The film sidles its way into these seemingly disparate situations and deflects the resolution of its sketchily coherent plot until the main characters, and the story itself, have gone well beyond the point of no return. But McCarthy and director Ridley Scott are less concerned with plot than with showing us the process of several easily recognizable character types drifting toward calamities that they can’t avoid even when they’ve had plenty of chances to foresee them.
The principal figures in this increasingly devastating misadventure are a lawyer (Michael Fassbender), his beloved Laura (Penélope Cruz), a cowboy-hatted money launderer (Brad Pitt), a lavishly hedonistic nightclub owner (Javier Bardem), and the elegantly malevolent Malkina (Cameron Diaz).

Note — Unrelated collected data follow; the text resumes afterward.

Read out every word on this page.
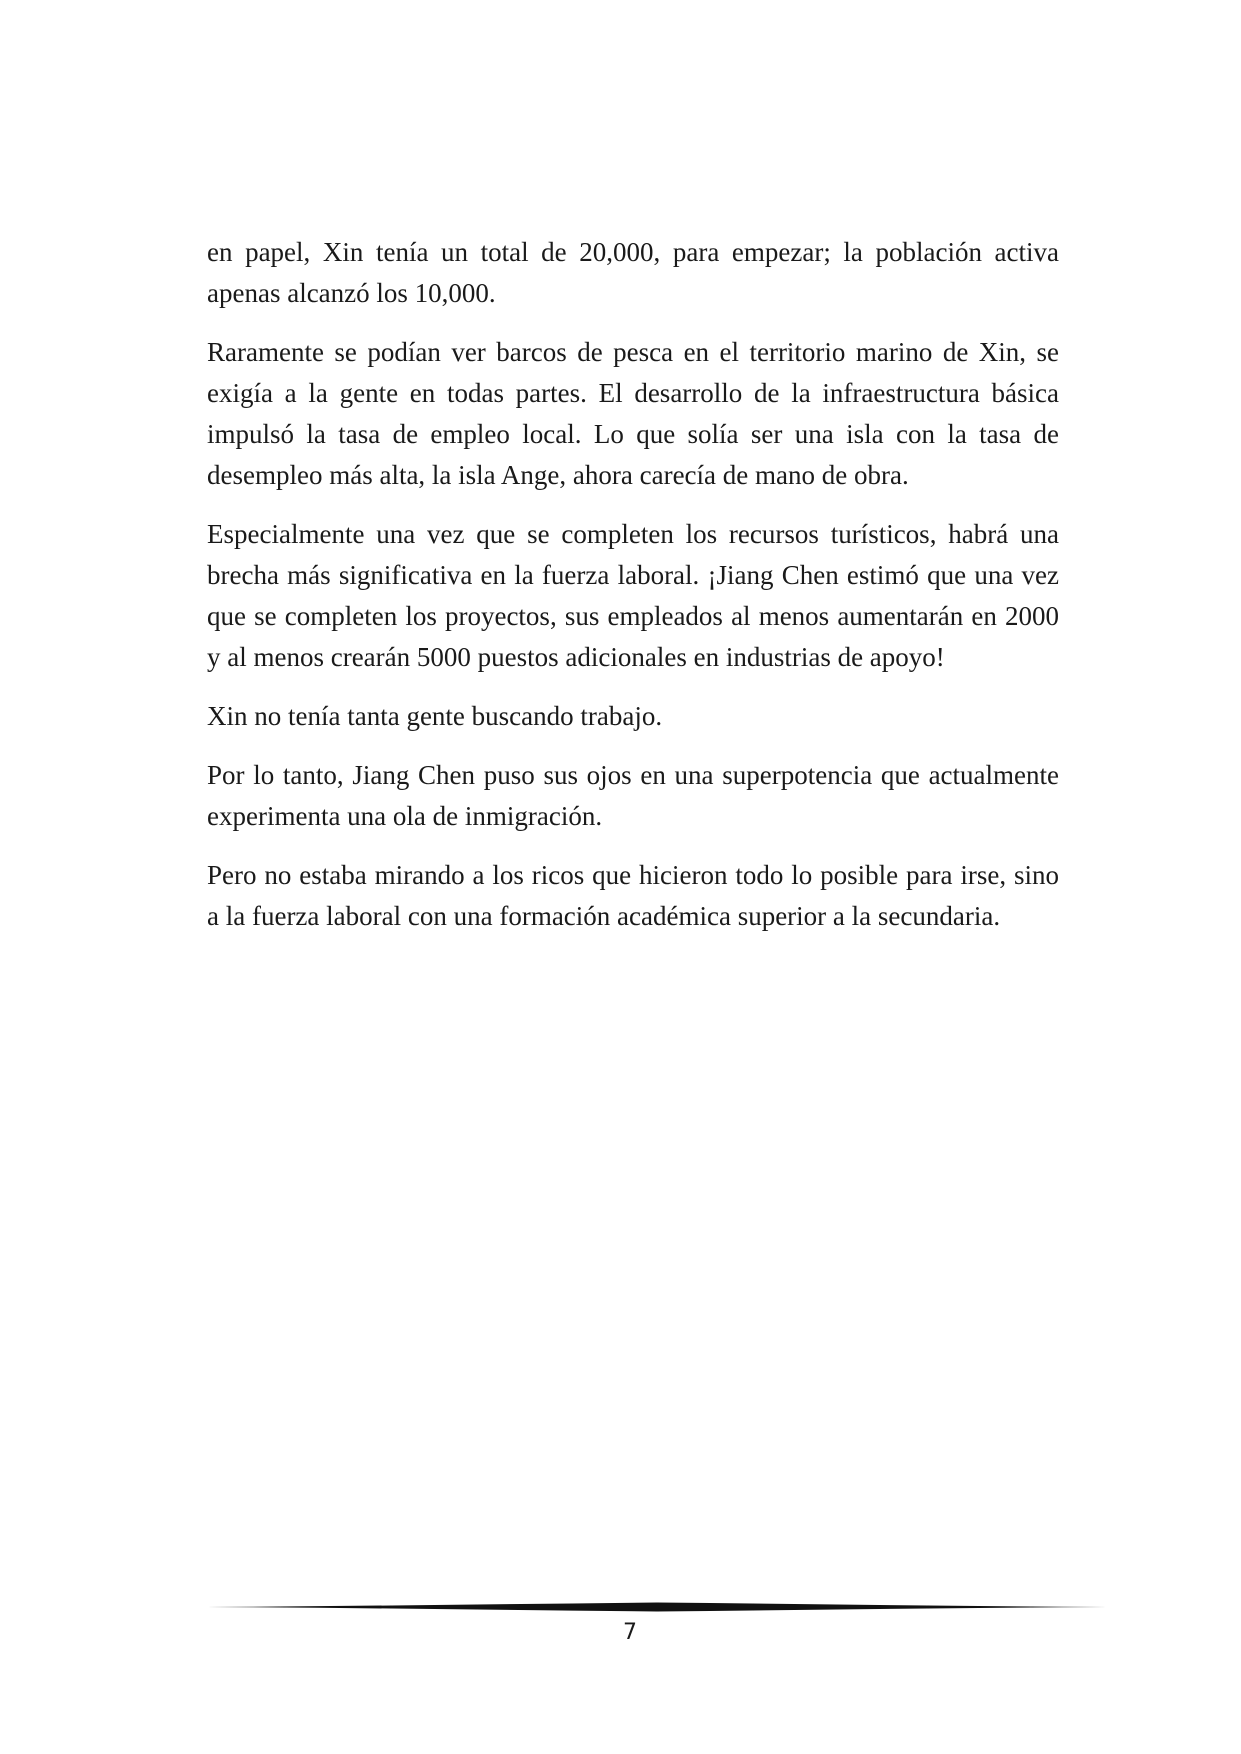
en papel, Xin tenía un total de 20,000, para empezar; la población activa apenas alcanzó los 10,000.

Raramente se podían ver barcos de pesca en el territorio marino de Xin, se exigía a la gente en todas partes. El desarrollo de la infraestructura básica impulsó la tasa de empleo local. Lo que solía ser una isla con la tasa de desempleo más alta, la isla Ange, ahora carecía de mano de obra.

Especialmente una vez que se completen los recursos turísticos, habrá una brecha más significativa en la fuerza laboral. ¡Jiang Chen estimó que una vez que se completen los proyectos, sus empleados al menos aumentarán en 2000 y al menos crearán 5000 puestos adicionales en industrias de apoyo!

Xin no tenía tanta gente buscando trabajo.

Por lo tanto, Jiang Chen puso sus ojos en una superpotencia que actualmente experimenta una ola de inmigración.

Pero no estaba mirando a los ricos que hicieron todo lo posible para irse, sino a la fuerza laboral con una formación académica superior a la secundaria.

7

Imprisoned Ruth (Rosie Perez), an astute diamond dealer (Bruno Ganz), and a grimly philosophical drug boss (Rubén Blades) all make distinctive impressions in passing, as do three characters who have contrasting reactions to the spell cast by Malkina—a would-be bad girl (Natalie Dormer), a dubiously receptive banker (Goran Visnjic), and a young priest (…dgar Ramírez) who flees when Malkina comes to confess.
The fragmented narrative and the loosely strung characterizations frustrate conventional expectations, and what the film serves up instead of tidy characterizations and plotting is a cumulative and increasingly powerful evocation of anxious dismay—of pure “dread,” as director Scott has called it. That dread comes in part from concern over the impending fates of whichever of the characters has won a modicum of sympathy from us. But here the timeless dread of all suspenseful narratives is overtaken by a more contemporary—and more genuinely haunting—kind of dread: the dread of living in a world in which all of us, innocent or not, are complicit in an evil whose consequences are increasingly manifest, and very possibly irrevocable.